To były jego pierwsze odwiedziny od dłuższego czasu. Wydawało się, że dopiero wtedy powróciła równowaga do jej życia i kolejne dni przestały być męką. Lina nie lubiła mówić o tym, co było kiedyś, całkowicie odseparowała się od przeszłości.

– Jak szanowna pani Vance? – zapytał ze szczerą ciekawością. Lubił matkę Liny, chociaż wolał obserwować ją ze sporego dystansu. Jak na jego możliwości to było i tak dużo, bo za starszymi kobietami ogólnie nie przepadał, zawsze przypominały mu jego matkę, nawet jeśli starał się wybić to sobie z głowy.
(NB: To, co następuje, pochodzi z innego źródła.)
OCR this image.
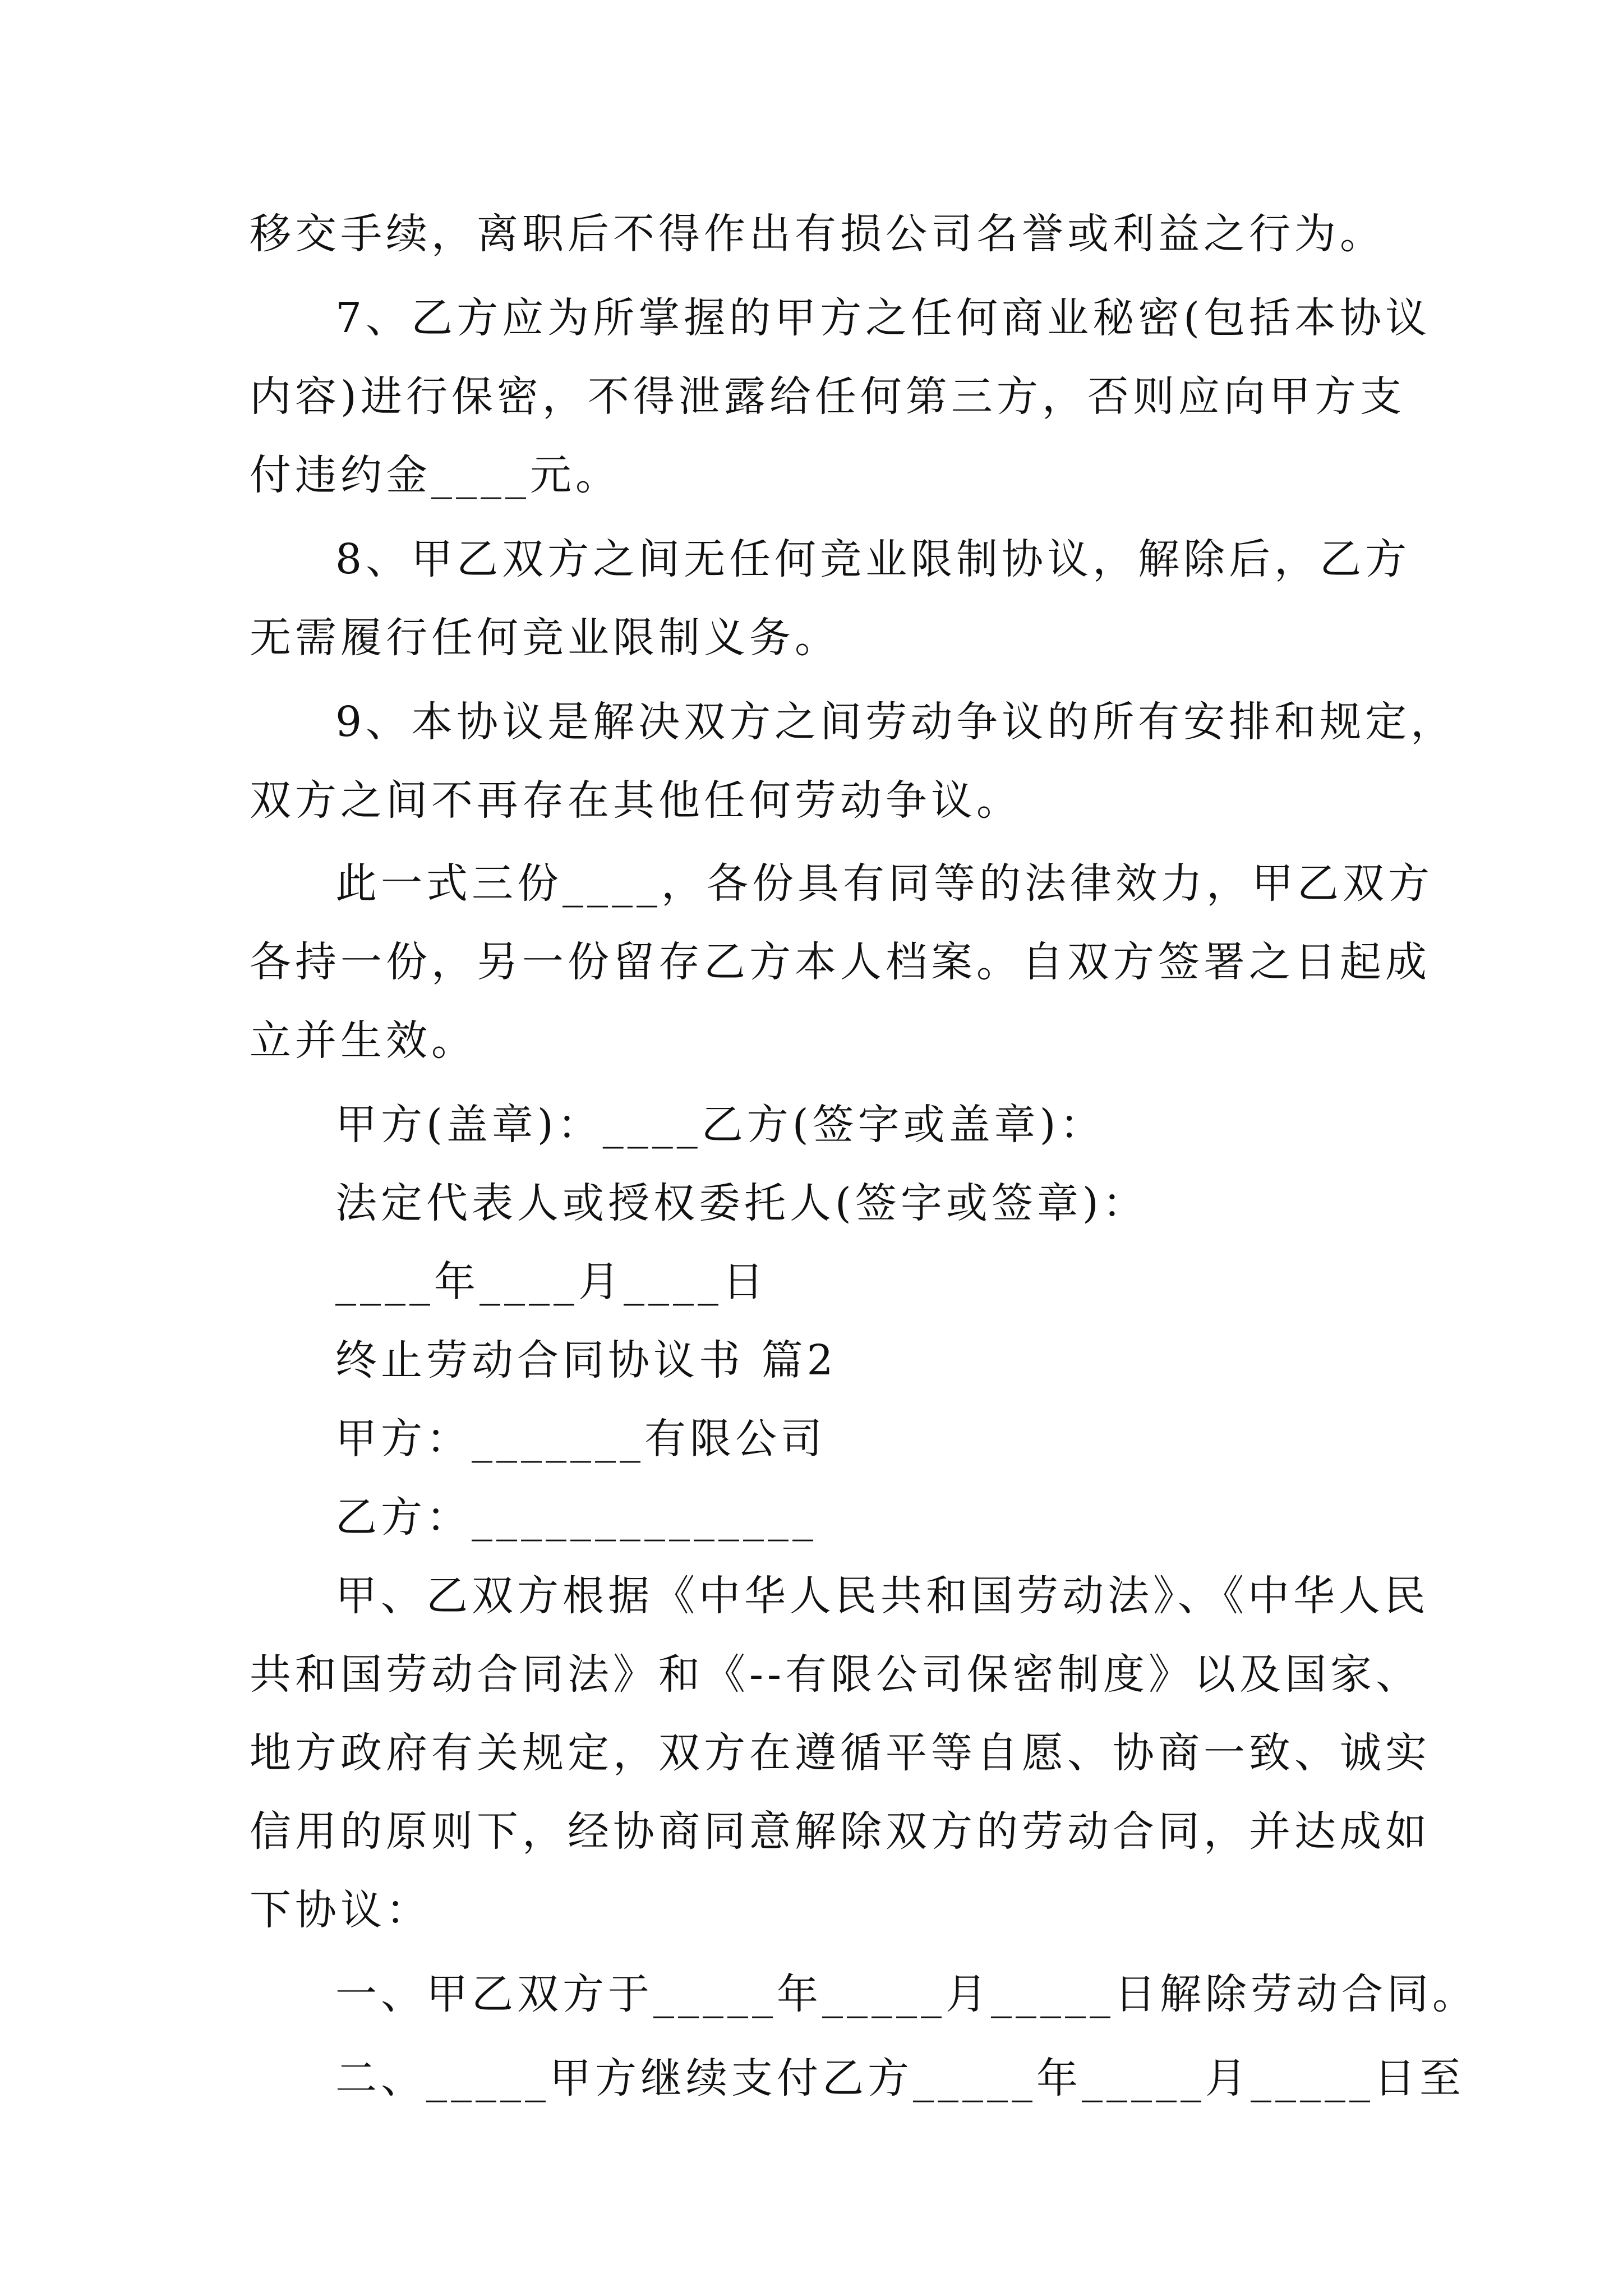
移交手续，离职后不得作出有损公司名誉或利益之行为。
7、乙方应为所掌握的甲方之任何商业秘密(包括本协议
内容)进行保密，不得泄露给任何第三方，否则应向甲方支
付违约金____元。
8、甲乙双方之间无任何竞业限制协议，解除后，乙方
无需履行任何竞业限制义务。
9、本协议是解决双方之间劳动争议的所有安排和规定，
双方之间不再存在其他任何劳动争议。
此一式三份____，各份具有同等的法律效力，甲乙双方
各持一份，另一份留存乙方本人档案。自双方签署之日起成
立并生效。
甲方(盖章)：____乙方(签字或盖章)：
法定代表人或授权委托人(签字或签章)：
____年____月____日
终止劳动合同协议书 篇2
甲方：_______有限公司
乙方：______________
甲、乙双方根据《中华人民共和国劳动法》、《中华人民
共和国劳动合同法》和《--有限公司保密制度》以及国家、
地方政府有关规定，双方在遵循平等自愿、协商一致、诚实
信用的原则下，经协商同意解除双方的劳动合同，并达成如
下协议：
一、甲乙双方于_____年_____月_____日解除劳动合同。
二、_____甲方继续支付乙方_____年_____月_____日至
– Martwię się – powiedziała z poważną miną. – Kto się nią zajmie, jak mnie zabiją? Ta cała walka zaczyna mnie przerażać. Tyle mogło się wtedy zdarzyć, Syriuszu.

– Nie panikuj, mogło skończyć się o wiele gorzej. – Starał się przybrać pozę osoby wyluzowanej, ale najwyraźniej średnio mu to wyszło, bo Lina zmarszczyła brwi.

Nie pytał jej, dlaczego ją porwali. Doskonale wiedział, że Lina nic nie wiedziała i nie miała pojęcia z jakiego powodu akurat ona wylądowała w piwnicy domu Janet. Mogli się domyślać, że miało to coś wspólnego z misją w Leonoscars, ale właściwie nie mieli ku temu żadnych podstaw. Śmierciożercy od dawna interesowali się działalnością Zakonu Feniksa, więc też próba wydobycia informacji od jednego z członków organizacji nie była niczym zaskakującym. Jednak Syriusz do tego stopnia zatracił się w zadaniu związanym z wioską ukrytą w sercu lasu, że niemalże wszystko wydawało mu się bliskie tej sprawie. Zwłaszcza, że odkąd James wyjechał, by poszukać Norana, miał związane ręce.

Nie miał pojęcia, dlaczego zgodził się, by to właśnie jego najlepszy przyjaciel zostawił swoją żonę i wyruszył w podróż. "Opiekuj się Lily" powiedział poważnie, jakby jego ukochanej faktycznie groziło jakieś niebezpieczeństwo. Kiedy tylko teleportował się sprzed własnego domu, Lily rzuciła do Syriusza: "Wiem, że jesteś strasznie nieodpowiedzialny i nie posłuchasz mnie w żadnym wypadku, ale nie rób nic głupiego, kiedy nie ma tu Jamesa". Postanowił nie ignorować jej słów, ale nic nie mógł poradzić na to, że miał całkowicie skrzywioną osobowość.



Leżał w mieszkaniu na wygodnej, choć zdecydowanie zniszczonej kanapie, walcząc z własną frustracją i bezczynnością. Ściskał w dłoni wiadomość od Remusa, w której usprawiedliwiał swoją nieobecność, bo przecież obiecał mu, że go odwiedzi. Ogólnie przyjaciel ostatnio bardzo dużo czasu spędzał w samotności i pozostali nie potrafili tego zrozumieć. Peter twierdził, że to podejrzane i powinni się temu przyjrzeć... miał w tym sporo racji. Powtarzające się ucieczki Remusa i strasznie chaotyczne wyjaśnienia wzbudzały niepokój Syriusza... a czuł się jeszcze gorzej, jeśli nie mógł się tym podzielić z Jamesem.

Wojna... właściwie nie wyobrażał sobie bez niej życia, chociaż pragnął, by wreszcie się skończyła. Miał dosyć tego, że odsuwali się od niego przyjaciele, dawne znajomości traciły na znaczeniu, a wiele znanych osób ginęło w niejasnych okolicznościach. Chciał coś zrobić... w tej chwili. Dlatego wstał i wyjrzał przez okno.

Paradoksalnie, gdyby wtedy zobaczył cokolwiek niepokojącego, pewnie zostałby w salonie i dalej użalał się nad własnym losem. Jednak wieczór wydawał się spokojny jak nigdy, co wprawiło Syriusza w ogromne rozdrażnienie. Sięgnął więc po swoją czarną kurtkę, jako że pogoda zesłała na nich silne i chłodne powiewy wiatru, po czym opuścił mieszkanie.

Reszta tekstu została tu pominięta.